わが国への執拗で根深い歴史非難は、外務省が国際社会に向けて、一度もまともに反論しなかったことが、最大の原因である。
国益を深く傷つけた、従来の沈黙に比べれば、今回は、最小限の反論ながら、反論した点で、一応評価してよい。
しかし、ここに至るまでの深刻な対立を見れば、日本の真の名誉回復は、外務省では、おぼつかないと考えざるを得ない。
差別撤廃委員会への回答は、実は、昨年11月までに完成していた。
クマラスワミ報告書をはじめ、国際的対日非難の勧告に、
「一方的で裏打ちのない内容が記載されている」
と反論し、客観的事実に基づく日本理解を求める、しっかりした内容だった。
慰安婦強制連行に関する日本側の証言者、吉田清治氏の記事を、朝日新聞が取り消したこと。

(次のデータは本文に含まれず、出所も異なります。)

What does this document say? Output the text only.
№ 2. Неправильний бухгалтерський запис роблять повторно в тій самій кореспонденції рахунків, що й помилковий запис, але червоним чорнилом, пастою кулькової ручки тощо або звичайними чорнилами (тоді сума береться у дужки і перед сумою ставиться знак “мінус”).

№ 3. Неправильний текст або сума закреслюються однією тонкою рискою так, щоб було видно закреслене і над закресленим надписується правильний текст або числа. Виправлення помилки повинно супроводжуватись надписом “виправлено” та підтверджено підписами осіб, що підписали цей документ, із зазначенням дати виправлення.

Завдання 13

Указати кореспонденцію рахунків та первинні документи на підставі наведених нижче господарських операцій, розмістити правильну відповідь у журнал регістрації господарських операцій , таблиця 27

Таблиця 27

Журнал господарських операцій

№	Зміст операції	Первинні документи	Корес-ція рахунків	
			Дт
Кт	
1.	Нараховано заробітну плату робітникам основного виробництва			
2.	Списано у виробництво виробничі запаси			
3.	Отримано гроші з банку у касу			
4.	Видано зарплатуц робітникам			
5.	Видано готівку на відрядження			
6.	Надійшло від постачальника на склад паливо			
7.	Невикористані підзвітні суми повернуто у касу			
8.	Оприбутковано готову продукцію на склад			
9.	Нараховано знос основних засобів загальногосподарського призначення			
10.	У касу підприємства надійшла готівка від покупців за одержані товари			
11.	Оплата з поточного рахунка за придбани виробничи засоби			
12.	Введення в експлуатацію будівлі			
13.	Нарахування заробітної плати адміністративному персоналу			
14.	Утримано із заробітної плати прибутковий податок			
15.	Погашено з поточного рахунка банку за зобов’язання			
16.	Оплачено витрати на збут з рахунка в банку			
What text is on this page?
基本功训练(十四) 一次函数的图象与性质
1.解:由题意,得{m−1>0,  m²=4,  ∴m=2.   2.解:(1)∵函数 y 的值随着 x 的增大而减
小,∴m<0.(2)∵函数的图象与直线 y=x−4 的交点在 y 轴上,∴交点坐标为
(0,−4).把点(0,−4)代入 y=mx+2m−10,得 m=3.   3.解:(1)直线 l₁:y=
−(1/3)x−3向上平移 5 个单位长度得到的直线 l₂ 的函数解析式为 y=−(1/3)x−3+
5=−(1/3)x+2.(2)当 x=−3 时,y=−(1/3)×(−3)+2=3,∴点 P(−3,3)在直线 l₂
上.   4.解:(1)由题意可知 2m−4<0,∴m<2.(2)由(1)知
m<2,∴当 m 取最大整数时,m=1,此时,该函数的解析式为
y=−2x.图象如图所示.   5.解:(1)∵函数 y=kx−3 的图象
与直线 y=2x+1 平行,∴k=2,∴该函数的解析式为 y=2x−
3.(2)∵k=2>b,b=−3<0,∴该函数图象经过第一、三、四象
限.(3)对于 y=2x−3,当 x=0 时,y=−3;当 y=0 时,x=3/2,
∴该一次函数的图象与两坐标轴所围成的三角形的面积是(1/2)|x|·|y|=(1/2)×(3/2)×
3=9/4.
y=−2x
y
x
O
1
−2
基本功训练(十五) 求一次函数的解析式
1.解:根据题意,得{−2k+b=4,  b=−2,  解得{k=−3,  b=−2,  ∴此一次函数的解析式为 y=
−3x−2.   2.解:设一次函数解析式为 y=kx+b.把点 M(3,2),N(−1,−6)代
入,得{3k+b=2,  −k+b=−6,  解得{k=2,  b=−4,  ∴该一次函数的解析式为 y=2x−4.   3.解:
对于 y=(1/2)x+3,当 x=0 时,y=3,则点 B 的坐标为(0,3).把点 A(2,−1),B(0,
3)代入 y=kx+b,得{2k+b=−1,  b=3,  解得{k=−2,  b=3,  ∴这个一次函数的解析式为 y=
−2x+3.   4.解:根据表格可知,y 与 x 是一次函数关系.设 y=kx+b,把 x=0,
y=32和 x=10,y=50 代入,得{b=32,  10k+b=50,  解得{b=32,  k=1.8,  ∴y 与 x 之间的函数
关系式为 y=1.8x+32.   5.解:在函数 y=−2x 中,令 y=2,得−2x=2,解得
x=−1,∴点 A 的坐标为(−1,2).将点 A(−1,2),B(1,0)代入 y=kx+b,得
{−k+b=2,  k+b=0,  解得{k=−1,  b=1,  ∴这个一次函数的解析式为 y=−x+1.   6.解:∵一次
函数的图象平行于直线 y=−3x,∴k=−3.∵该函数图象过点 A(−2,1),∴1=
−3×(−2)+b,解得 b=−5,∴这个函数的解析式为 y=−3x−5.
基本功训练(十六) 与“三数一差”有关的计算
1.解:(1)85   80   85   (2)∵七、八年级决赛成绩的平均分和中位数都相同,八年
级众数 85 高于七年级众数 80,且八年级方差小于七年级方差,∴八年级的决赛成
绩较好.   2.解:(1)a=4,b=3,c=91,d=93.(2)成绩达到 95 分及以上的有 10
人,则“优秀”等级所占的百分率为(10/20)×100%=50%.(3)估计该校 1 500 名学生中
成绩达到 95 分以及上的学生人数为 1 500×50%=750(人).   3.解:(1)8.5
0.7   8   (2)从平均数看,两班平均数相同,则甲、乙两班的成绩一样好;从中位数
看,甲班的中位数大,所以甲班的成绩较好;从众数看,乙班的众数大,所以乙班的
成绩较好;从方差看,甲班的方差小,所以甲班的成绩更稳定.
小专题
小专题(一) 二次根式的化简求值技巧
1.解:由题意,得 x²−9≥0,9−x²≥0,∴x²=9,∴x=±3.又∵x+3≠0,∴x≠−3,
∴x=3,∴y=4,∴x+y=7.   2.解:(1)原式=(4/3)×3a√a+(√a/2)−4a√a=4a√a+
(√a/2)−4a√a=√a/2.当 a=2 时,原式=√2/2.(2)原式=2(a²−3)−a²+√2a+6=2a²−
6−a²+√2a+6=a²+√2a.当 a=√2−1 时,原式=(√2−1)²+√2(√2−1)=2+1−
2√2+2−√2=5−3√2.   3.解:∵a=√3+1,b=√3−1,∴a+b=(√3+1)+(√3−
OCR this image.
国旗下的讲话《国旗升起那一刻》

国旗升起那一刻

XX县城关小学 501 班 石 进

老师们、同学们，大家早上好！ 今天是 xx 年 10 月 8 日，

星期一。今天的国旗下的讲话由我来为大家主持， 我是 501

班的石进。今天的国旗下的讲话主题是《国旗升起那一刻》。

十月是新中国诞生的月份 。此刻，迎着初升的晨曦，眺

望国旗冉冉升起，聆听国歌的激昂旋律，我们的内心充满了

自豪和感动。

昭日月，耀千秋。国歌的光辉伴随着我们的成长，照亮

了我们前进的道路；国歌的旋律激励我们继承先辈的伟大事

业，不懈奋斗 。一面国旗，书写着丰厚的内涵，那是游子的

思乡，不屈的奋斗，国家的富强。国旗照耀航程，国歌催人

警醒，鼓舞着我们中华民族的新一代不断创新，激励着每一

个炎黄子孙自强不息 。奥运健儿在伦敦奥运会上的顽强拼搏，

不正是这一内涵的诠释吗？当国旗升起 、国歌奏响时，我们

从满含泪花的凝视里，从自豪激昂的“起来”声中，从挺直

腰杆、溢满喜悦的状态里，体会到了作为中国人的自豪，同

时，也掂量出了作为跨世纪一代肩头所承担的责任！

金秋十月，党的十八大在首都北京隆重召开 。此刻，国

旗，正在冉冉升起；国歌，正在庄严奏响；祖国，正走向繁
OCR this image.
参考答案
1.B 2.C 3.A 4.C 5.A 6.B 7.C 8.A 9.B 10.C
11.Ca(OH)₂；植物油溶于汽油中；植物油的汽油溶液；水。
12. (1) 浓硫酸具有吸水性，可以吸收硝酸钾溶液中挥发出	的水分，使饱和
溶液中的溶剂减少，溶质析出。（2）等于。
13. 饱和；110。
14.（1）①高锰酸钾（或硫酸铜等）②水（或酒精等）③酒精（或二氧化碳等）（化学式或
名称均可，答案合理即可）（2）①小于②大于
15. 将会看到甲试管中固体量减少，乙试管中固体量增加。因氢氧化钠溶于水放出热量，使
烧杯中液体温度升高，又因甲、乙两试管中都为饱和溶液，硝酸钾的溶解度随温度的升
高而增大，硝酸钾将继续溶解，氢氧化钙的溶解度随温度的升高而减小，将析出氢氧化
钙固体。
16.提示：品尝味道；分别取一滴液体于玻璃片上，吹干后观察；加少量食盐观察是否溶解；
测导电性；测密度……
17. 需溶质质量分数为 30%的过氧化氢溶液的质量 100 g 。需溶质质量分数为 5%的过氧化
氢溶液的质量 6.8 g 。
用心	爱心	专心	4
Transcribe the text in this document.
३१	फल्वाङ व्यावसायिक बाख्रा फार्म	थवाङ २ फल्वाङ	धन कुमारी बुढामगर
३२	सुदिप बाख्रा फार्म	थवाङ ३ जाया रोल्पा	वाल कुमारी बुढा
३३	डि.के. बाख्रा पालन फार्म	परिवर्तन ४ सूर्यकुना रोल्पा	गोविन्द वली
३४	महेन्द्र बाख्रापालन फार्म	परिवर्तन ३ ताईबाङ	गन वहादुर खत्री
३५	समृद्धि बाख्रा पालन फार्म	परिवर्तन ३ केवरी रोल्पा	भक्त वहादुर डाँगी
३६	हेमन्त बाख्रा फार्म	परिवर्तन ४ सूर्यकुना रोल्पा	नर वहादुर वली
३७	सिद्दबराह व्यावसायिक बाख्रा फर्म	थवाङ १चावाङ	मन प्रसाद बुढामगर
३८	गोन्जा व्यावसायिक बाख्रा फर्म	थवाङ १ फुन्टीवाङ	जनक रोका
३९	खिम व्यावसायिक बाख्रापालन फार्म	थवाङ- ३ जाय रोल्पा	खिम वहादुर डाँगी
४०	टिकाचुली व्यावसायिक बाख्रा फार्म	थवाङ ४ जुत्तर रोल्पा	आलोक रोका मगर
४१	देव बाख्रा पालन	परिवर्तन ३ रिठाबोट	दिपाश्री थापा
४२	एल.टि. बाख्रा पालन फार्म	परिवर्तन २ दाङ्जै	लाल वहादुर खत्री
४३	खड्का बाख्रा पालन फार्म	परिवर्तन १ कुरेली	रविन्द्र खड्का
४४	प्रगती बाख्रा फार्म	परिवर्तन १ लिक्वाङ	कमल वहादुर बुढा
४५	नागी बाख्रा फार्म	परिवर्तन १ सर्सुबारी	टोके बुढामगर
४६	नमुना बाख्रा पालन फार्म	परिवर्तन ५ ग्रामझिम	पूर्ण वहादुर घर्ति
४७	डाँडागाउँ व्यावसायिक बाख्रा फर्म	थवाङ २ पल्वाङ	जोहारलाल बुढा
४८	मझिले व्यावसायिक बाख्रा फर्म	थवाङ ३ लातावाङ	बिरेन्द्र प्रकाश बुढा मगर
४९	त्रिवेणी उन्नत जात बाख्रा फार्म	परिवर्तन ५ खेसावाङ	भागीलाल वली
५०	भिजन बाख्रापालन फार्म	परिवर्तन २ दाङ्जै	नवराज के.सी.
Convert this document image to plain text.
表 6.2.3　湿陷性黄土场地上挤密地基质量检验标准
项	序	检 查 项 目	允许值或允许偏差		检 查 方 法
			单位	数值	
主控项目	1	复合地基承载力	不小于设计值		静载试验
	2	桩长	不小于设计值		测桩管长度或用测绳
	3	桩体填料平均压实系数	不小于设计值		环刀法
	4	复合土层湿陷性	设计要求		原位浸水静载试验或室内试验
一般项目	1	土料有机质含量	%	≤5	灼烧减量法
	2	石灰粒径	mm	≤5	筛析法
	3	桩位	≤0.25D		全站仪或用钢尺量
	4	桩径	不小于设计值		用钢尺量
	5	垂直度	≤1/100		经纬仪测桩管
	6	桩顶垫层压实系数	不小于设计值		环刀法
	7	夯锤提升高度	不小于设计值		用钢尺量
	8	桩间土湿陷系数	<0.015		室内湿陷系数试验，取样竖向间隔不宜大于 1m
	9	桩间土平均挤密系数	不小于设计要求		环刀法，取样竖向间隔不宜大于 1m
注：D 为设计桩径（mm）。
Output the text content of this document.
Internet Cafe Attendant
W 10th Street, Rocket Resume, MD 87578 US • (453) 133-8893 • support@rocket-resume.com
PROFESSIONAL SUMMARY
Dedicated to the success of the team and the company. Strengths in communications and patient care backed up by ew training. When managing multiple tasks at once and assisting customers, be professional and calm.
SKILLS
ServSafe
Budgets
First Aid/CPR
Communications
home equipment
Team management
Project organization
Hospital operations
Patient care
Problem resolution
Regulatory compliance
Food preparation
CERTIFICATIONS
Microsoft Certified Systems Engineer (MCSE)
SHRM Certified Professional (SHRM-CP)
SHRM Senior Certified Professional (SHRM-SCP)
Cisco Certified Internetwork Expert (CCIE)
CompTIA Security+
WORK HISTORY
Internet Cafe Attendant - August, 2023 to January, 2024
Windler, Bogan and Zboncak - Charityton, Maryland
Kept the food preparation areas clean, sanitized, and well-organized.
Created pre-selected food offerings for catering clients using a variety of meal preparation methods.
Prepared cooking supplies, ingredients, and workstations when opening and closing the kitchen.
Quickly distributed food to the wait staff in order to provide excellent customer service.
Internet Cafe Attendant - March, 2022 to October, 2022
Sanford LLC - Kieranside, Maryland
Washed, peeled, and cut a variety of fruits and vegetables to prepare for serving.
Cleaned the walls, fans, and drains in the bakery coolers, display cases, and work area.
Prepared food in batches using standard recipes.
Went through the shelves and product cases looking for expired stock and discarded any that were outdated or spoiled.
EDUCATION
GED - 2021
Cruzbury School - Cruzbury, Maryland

1990年代初頭以降の日本政府の調査では、軍や官憲による強制連行を示す記述に行き当たらなかったこと。
20万人という数字は、慰安婦と女子挺身隊の混同であり、具体的裏付けがないこと。
それらも、明記されていた。
ところが、昨年12月28日、日韓外相が、
「慰安婦問題は、最終的かつ不可逆的に解決される」
と合意すると、外務省が、右の回答に難色を示した。
「一方的で裏付けのない内容」などの、強い表現では、国内の強硬論と向き合わざるを得ない、尹炳世外相がもたないとして、
「最終的かつ不可逆的」
という合意と、
国際社会では非難し合わない、
との合意だけを書いた、一枚紙を、代替案として出してきた。
猛然と異論を唱えたのが、首相補佐官の衛藤晟一氏らである。
国連の問いに、まともに答えない正当な理由は、何か。
事実の客観的陳述は、非難し合わないとの合意には反しない、
という氏らの主張は、すべて、もっともである。
そこで出された、折衷案が、冒頭の回答だった。
強制連行は否定しているが、文書では、
20万人、
性奴隷、
などの非難には、全く触れていない。
それらは、ジュネーブの会議で、杉山晋輔外務審議官が、口頭で述べるという。
状況の厳しさを、外務省は、どこまで理解しているのだろうか。
口頭説明だけで、日本への根強い歴史非難を、打ち消せるのか。
そもそも、今回、反論の機会に恵まれたのも、外務省の働きによるものではない。
前衆議院議員の杉田水脈氏らが、昨年7月、同委員会準備会合で、
強制連行説には、根拠がない
と訴えたのが、きっかけである。
委員らは、
「初耳だ」
と驚き、日本政府に、問い合わせた。
国際社会に向けて、外務省が、いかに、何も発信していないかを、示している。
この稿、続く。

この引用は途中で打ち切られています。